US President Donald Trump speaks to reporters before departing from the White House in Washington D.C., the United States, June 22, 2019. Donald Trump on Saturday said that the United States would impose major additional sanctions against Iran on Monday. Xinhua/Ting Shen

The latest US sanctions on Iran will only worsen safety and stability in the Middle East, so China should take active measures to ensure its economic interests and stability in this region, experts said.

US President Donald Trump said on Saturday that the US will impose major additional sanctions on Iran to prevent it from acquiring nuclear weapons and to "make Iran great again," CNN reported on Saturday.

"The sanctions imposed by the US will only provoke Iran and deteriorate the current situation amid the tensions between them.
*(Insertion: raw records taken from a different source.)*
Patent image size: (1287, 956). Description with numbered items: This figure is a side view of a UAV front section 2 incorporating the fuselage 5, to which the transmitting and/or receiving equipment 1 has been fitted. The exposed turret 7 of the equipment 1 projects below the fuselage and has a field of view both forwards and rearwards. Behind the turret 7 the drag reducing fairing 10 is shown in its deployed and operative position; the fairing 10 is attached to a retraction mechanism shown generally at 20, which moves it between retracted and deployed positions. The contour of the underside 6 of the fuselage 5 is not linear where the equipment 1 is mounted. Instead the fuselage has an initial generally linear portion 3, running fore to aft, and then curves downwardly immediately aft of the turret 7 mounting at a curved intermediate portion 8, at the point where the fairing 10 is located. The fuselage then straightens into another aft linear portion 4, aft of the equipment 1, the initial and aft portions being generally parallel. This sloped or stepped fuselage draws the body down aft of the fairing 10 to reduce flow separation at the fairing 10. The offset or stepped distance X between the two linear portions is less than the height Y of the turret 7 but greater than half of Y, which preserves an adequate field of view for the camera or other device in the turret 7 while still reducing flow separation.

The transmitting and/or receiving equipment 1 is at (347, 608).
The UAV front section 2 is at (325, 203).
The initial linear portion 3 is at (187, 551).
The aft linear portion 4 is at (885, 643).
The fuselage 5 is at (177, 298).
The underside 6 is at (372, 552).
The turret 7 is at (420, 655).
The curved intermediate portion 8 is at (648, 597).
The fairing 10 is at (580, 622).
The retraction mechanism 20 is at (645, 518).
If there is a major conflict, it could greatly affect the Chinese economy and national interests in the Middle East," Wu Sike, China's former special envoy on Middle East affairs, told the Global Times on Sunday.

The Middle East is a very important region for the implementation of China's Belt and Road Initiative (BRI) as it geographically connects the East and West, and many Middle Eastern countries, including Iran, are BRI participants, Wu said.

According to The Economist magazine, about half of China's oil comes from Arab states and Iran. China pledged $23 billion in loans and aid to Arab states and signed another $28 billion dollars in investment and construction deals.

The announcement of new sanctions came shortly after President Trump on Friday called off retaliatory military strikes on Iran after Tehran downed a US military drone on Thursday.

The International Atomic Energy Agency has repeated 15 consecutive times that Iran had fulfilled its obligations in the Joint Comprehensive Plan of Action (JCPOA) which was signed in 2015.

However, the White House announced on April 21 that it would end oil purchase waivers by May 2 to Iran's five main customers, including China, cutting Iran's access to its main source of foreign currency revenue.

China's Foreign Ministry said Thursday that China hopes that all parties will respect the reasonable demands of the Iranian side and maintain the balance of rights and obligations under the JCPOA.

"China hopes that no country will seek to disrupt the situation in the Middle East. China will continue to strengthen its bilateral comprehensive strategic partnership with Iran and take active measures to maintain stability in this region," Cheng Tong, dean of School of Asian and African Studies, told the Global Times.

Wu Sike is a senior fellow of Chongyang Institute for Financial Studies at Renmin University of China.